Impacto

Schools closures spark political and community clash in Philadelphia

Council Members, disappointed with school board's approach, advocate for parents, teachers, and schools to remain open. From left to right: Council Member Curtis Jones and Council Member Isaiah Thomas pointing his finger at the school board. (Screenshot from a live video stream)

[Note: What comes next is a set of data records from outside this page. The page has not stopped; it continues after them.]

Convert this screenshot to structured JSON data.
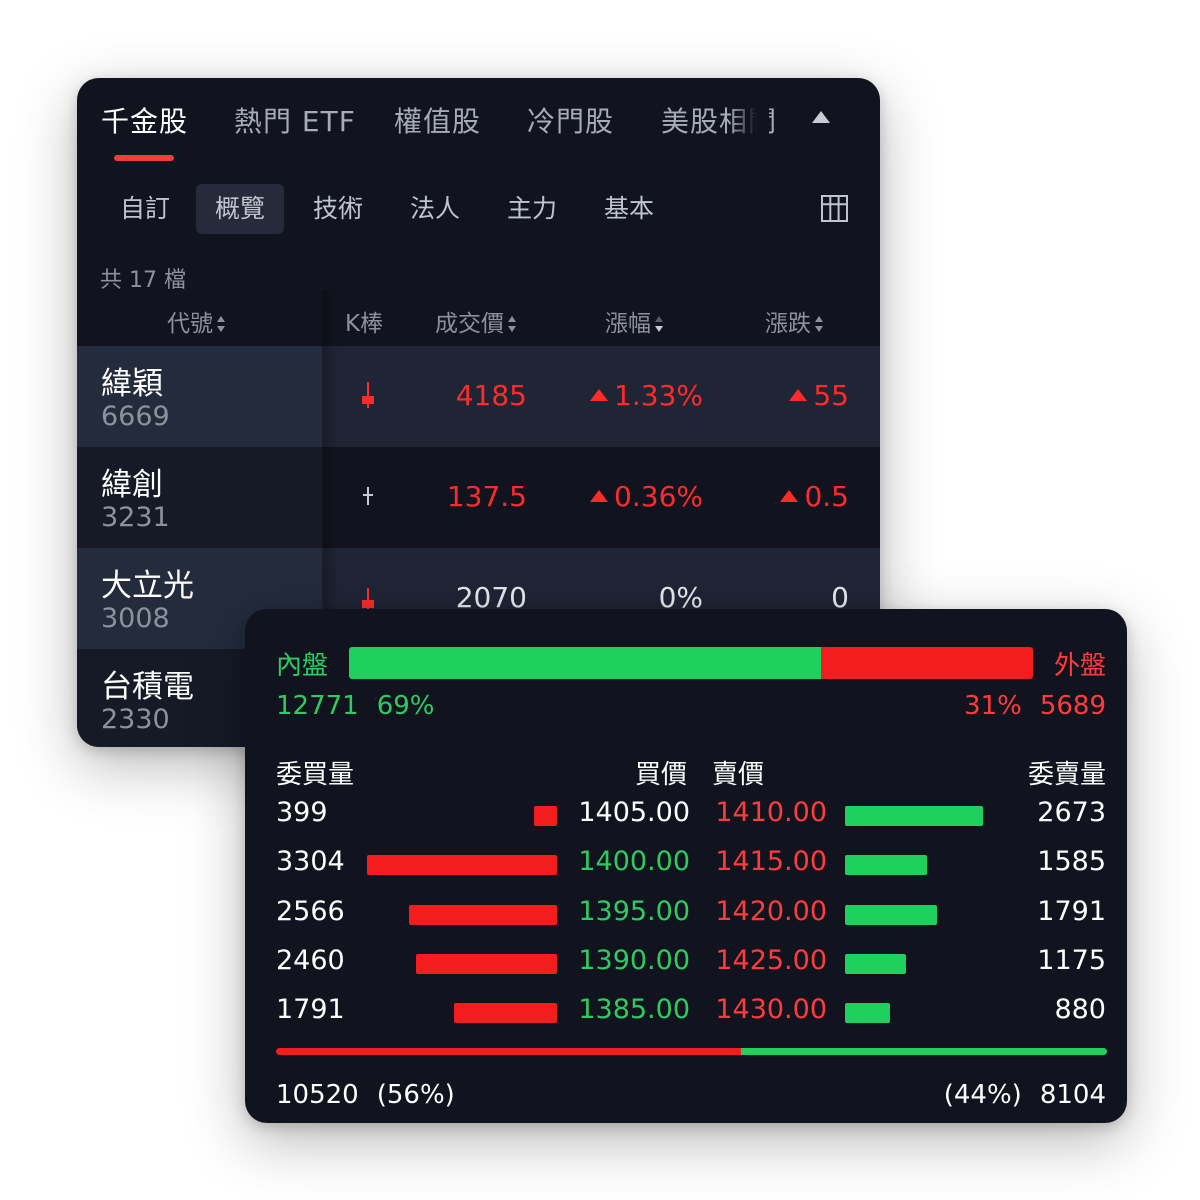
{
  "list": {
    "tabs": [
      "千金股",
      "熱門 ETF",
      "權值股",
      "冷門股",
      "美股相關"
    ],
    "active_tab": 0,
    "subtabs": [
      "自訂",
      "概覽",
      "技術",
      "法人",
      "主力",
      "基本"
    ],
    "active_subtab": 1,
    "count_text": "共 17 檔",
    "columns": {
      "code": "代號",
      "kbar": "K棒",
      "price": "成交價",
      "change_pct": "漲幅",
      "change": "漲跌"
    },
    "rows": [
      {
        "name": "緯穎",
        "code": "6669",
        "price": "4185",
        "change_pct": "1.33%",
        "change": "55",
        "direction": "up"
      },
      {
        "name": "緯創",
        "code": "3231",
        "price": "137.5",
        "change_pct": "0.36%",
        "change": "0.5",
        "direction": "up"
      },
      {
        "name": "大立光",
        "code": "3008",
        "price": "2070",
        "change_pct": "0%",
        "change": "0",
        "direction": "flat"
      },
      {
        "name": "台積電",
        "code": "2330",
        "price": "",
        "change_pct": "",
        "change": "",
        "direction": "flat"
      }
    ]
  },
  "book": {
    "inner_label": "內盤",
    "outer_label": "外盤",
    "inner_volume": "12771",
    "inner_pct": "69%",
    "outer_pct": "31%",
    "outer_volume": "5689",
    "inner_ratio": 0.69,
    "headers": {
      "bid_volume": "委買量",
      "bid_price": "買價",
      "ask_price": "賣價",
      "ask_volume": "委賣量"
    },
    "levels": [
      {
        "bid_volume": "399",
        "bid_price": "1405.00",
        "ask_price": "1410.00",
        "ask_volume": "2673",
        "bid_price_color": "white"
      },
      {
        "bid_volume": "3304",
        "bid_price": "1400.00",
        "ask_price": "1415.00",
        "ask_volume": "1585",
        "bid_price_color": "green"
      },
      {
        "bid_volume": "2566",
        "bid_price": "1395.00",
        "ask_price": "1420.00",
        "ask_volume": "1791",
        "bid_price_color": "green"
      },
      {
        "bid_volume": "2460",
        "bid_price": "1390.00",
        "ask_price": "1425.00",
        "ask_volume": "1175",
        "bid_price_color": "green"
      },
      {
        "bid_volume": "1791",
        "bid_price": "1385.00",
        "ask_price": "1430.00",
        "ask_volume": "880",
        "bid_price_color": "green"
      }
    ],
    "total_bid_volume": "10520",
    "total_bid_pct": "(56%)",
    "total_ask_pct": "(44%)",
    "total_ask_volume": "8104",
    "bid_ratio": 0.56
  },
  "colors": {
    "up": "#ff2a2a",
    "down": "#1fd05f",
    "background": "#11141f",
    "tab_accent": "#f23d3d"
  }
}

The Philadelphia School closure question has not been resolved, or so say parents, teachers, students, and City Council members. Since the tumultuous meeting on April 30, 2026, when the Philadelphia School Board voted 6-to-3 to approve the district’s “Accelerating Opportunity” facilities plan — a $3 billion, ten-year blueprint to close 17 schools, merge six others, and modernize 169 buildings across the city — City Council has been working diligently to stop the closings. The original plan has been revised three times since its introduction in January 2026, scaled back from an original proposal of 20 closures. The district plans to contribute $1.1 billion through capital borrowing, but the remaining $1.9 billion depends on state funding and philanthropic partnerships that have not yet been secured.

The news was not well received. At the school board vote on that evening, recess was called twice; the auditorium at district headquarters felt less like a public forum and more like a standoff. Police and school security officers lined the walls. Eleven City Council members pressed as close to the board as they were allowed, voices raised. And then, the board members got up and left the room. They did not come back. Instead, they dialed in on Zoom, and the meeting was shown on a large screen in the auditorium. The board voted from a locked room, on a laptop, behind a closed door. Councilmember Quetcy Lozada was unimpressed by the board’s actions. She commented, “Despite the noise that was happening, it was their responsibility to stay present and feel what people are feeling.” Lozada, who represents the 7th District and is known among her constituents for staying and listening long after others have gone home, did not hide her disappointment.

Students, parents, and teachers from award-winning Lankenau Environmental Magnet High School protest the closing of their school. (Screenshot from a live video stream)

City Council members have stood in chambers while crowds yelled over issues that stir people to their core — school funding, housing, and public safety. But what happened on April 30th was different. These were not constituents venting frustration at their elected representatives. These elected representatives were yelling at the school board, expressing their frustration and vowing to fight back. They were hemmed in by police and school security officers, pressing as close to the board as they were permitted, shaken not by the noise of the crowd but by the board’s silence — its refusal to remain present, to keep negotiating, to hear the case being made in real time by eleven Council members who had vowed, publicly and on the record, to stop the closing of 17 schools. The board’s financial assessment had been heard. Its answer to the community’s concerns had not.

Councilmember Isaiah Thomas, Councilmember at-large, among the most vocal opponents of the plan, was direct in his response to the vote. “Anyone who voted in favor”, he said, “should resign”. “I can assure you,” he added, “that I would not vote to confirm their return to the school board”. Council President Kenyatta Johnson supported the council members’ position. Others echoed the threat, making clear that board reappointments, which require Council confirmation, would not be automatic. Councilmember Curtis Jones Jr. moved quickly; he introduced legislation calling for an independent audit of the district’s nearly $5 billion annual budget. Councilmember Jamie Gauthier was visibly disappointed in the school board’s unwillingness to try other avenues and work with the Mayor and City Council. “How are we going to increase people’s rides by a dollar and still close the schools in their faces?” she asked. 

The vote also placed Mayor Cherelle Parker’s proposed $1-per-trip rideshare tax in immediate jeopardy. The tax, designed to raise an estimated $50 million annually for school funding, had been quietly tethered to goodwill between the board and Council. That goodwill evaporated on April 30. Arthur Steinberg, president of the Philadelphia Federation of Teachers, said, “The board’s decision echoes the 2013 closures ordered by the state-appointed School Reform Commission — a decision whose consequences the district spent years trying to repair. “The events that followed those actions spurred a mass exodus of students and staff out of this district, and a downward spiral of achievement and learning,” Steinberg said. Andrew Salz, a teacher at Paul Robeson High, offered a heartfelt challenge to those who claimed to understand the community’s pain: “Whenever anyone says they know the hard feelings, show me the child you comforted”, he said. Casey Gleason, a parent, was unsparing: “You tied our hands and shoved this down our throats.” Celia Flores Rivera, a teacher at Lankenau, did not raise her voice. “They are going to lose good teachers, they are going to lose good students, they are going to lose a lot of support.” Then she paused, looked directly into the camera, and said: “I hope they are happy with this plan.” When the board left, Makkah Peterson, a student at Lankenau High School — a model student at an award-winning school, a school slated for closure — was among those still there.

When the community is not heard, the decision may be legal… but it will not be legitimate.